MPI_Gatherv Negative count error

1k Views Asked by At

I am writing a MPI program where I need to gather an array from every process to root process. I am using MPI_Gatherv(since arrays can have variable length) function for doing this, However, I keep getting PMPI_Gatherv(455): Negative count exception. Below is the code snippet which does this MPI_Gatherv call. I haven't posted the complete code as it is too big but I can add required parts of code if required.

double *errs;
int *rcounts, *displ;
printf("P:%d calling gather with count %d\n", p->rank, f->slice_size);
if (p->rank == 0) {
errs = (double*) malloc (sizeof(double) * NGRID);
rcounts = (int*) malloc (sizeof(int) * p->total); 
displ = (int*) malloc (sizeof(int) * p->total);

}
MPI_Gatherv(f->err, f->slice_size, MPI_DOUBLE,
    (void*) errs, rcounts, displ, 
    MPI_DOUBLE, 0, MPI_COMM_WORLD);
printf("P:%d done with gather\n", p->rank);

f->err represents the array the array that I am trying to send and f->slice_size is size of that array.
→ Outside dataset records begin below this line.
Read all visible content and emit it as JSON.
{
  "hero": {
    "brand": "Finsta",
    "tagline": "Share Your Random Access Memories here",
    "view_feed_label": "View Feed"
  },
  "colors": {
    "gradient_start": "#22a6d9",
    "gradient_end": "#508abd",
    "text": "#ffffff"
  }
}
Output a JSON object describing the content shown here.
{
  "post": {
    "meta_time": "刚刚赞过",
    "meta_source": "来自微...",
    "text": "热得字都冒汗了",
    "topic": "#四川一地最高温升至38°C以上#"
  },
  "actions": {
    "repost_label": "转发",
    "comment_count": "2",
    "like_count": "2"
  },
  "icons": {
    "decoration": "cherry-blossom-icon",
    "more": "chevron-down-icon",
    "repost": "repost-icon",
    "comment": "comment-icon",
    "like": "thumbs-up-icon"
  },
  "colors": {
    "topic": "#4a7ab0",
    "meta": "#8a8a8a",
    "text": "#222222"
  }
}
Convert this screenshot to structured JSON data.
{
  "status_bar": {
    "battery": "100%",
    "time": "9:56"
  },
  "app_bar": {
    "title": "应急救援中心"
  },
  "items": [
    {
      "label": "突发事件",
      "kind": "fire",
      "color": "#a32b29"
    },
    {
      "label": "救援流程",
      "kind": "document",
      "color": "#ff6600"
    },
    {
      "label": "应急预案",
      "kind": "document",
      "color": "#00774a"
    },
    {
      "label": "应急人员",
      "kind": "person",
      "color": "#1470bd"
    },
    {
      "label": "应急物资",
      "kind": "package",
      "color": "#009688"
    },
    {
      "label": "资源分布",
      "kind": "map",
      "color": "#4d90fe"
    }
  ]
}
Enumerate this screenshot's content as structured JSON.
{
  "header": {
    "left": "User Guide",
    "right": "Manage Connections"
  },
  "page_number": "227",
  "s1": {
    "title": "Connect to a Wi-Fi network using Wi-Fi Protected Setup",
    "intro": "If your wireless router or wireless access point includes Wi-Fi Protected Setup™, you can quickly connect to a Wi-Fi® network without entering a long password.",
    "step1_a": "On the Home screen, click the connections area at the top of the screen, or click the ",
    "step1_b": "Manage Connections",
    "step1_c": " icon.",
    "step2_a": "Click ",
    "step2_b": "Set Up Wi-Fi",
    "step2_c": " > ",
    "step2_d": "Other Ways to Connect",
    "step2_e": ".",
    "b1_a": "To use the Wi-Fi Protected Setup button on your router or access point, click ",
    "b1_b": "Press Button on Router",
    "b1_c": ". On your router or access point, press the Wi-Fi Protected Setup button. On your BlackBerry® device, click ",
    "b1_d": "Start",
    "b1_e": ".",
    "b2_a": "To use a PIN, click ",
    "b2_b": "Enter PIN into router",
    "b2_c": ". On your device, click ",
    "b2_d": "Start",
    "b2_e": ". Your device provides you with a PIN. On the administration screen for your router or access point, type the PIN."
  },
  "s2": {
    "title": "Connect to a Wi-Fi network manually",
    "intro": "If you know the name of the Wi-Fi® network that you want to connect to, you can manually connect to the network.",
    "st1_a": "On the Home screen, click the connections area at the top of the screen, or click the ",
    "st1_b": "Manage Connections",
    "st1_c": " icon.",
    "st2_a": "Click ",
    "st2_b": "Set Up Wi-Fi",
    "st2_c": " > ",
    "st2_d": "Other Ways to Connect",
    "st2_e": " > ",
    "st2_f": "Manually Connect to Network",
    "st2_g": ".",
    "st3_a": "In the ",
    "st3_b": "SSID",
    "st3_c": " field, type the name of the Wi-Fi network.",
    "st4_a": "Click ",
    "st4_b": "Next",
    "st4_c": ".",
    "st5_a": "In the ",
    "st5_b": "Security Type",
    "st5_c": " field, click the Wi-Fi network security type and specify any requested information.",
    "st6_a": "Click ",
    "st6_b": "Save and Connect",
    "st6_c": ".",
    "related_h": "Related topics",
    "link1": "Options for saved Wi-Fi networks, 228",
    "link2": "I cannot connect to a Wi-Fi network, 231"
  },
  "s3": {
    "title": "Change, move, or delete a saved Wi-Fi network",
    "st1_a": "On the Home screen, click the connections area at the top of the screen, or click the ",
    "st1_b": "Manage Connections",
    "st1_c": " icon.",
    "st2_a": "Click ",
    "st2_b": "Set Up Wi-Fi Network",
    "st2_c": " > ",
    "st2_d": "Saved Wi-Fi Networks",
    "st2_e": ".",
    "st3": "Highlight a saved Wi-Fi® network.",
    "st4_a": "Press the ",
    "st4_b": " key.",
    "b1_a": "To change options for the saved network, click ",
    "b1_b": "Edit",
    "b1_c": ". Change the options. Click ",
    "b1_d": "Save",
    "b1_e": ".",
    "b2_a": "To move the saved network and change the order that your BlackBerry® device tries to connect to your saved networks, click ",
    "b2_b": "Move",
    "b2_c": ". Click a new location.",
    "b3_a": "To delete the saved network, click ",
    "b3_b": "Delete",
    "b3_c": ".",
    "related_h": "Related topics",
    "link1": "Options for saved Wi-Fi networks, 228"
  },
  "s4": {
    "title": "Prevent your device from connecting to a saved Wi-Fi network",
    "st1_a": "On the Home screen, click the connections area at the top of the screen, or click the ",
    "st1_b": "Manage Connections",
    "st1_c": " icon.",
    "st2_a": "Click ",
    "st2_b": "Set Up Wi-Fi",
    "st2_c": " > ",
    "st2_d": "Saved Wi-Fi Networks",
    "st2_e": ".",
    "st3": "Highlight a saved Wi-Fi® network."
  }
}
First printf prints correct values on all 4 processes, however last printf executes on all processes except for process 0.

I get below exception

P:0 calling gather with count 250
P:1 calling gather with count 250
P:1 done with gather
P:2 calling gather with count 250
P:2 done with gather
P:3 calling gather with count 250
P:3 done with gather
    [cli_0]: aborting job:
    Fatal error in PMPI_Gatherv:
    Invalid count, error stack:
    PMPI_Gatherv(547): MPI_Gatherv failed(sbuf=0x2588290, scount=0, MPI_DOUBLE, rbuf=0x2588a70, rcnts=0x2548750, displs=0x2546d90, MPI_DOUBLE, root=0, MPI_COMM_WORLD) failed
    PMPI_Gatherv(455): Negative count, value is -1908728888
1

There are 1 best solutions below

1
On BEST ANSWER

The snippet suggests some confusion about MPI_Gatherv() semantic. rcounts and displ are input arguments that are use read-only by MPI_Gatherv(). These arrays must be properly initialized before MPI_Gatherv() is invoked. If the root rank does not know how much data will be sent by the other ranks, then some extra logic must be manually added in order to retrieve this information. MPI_Gather() can be used to retrieve rcounts, and then displ can be built from rcounts.

A somehow similar question was already asked and eloquently answered at How to use MPI_Gatherv for collecting strings of diiferent length from different processor including master node?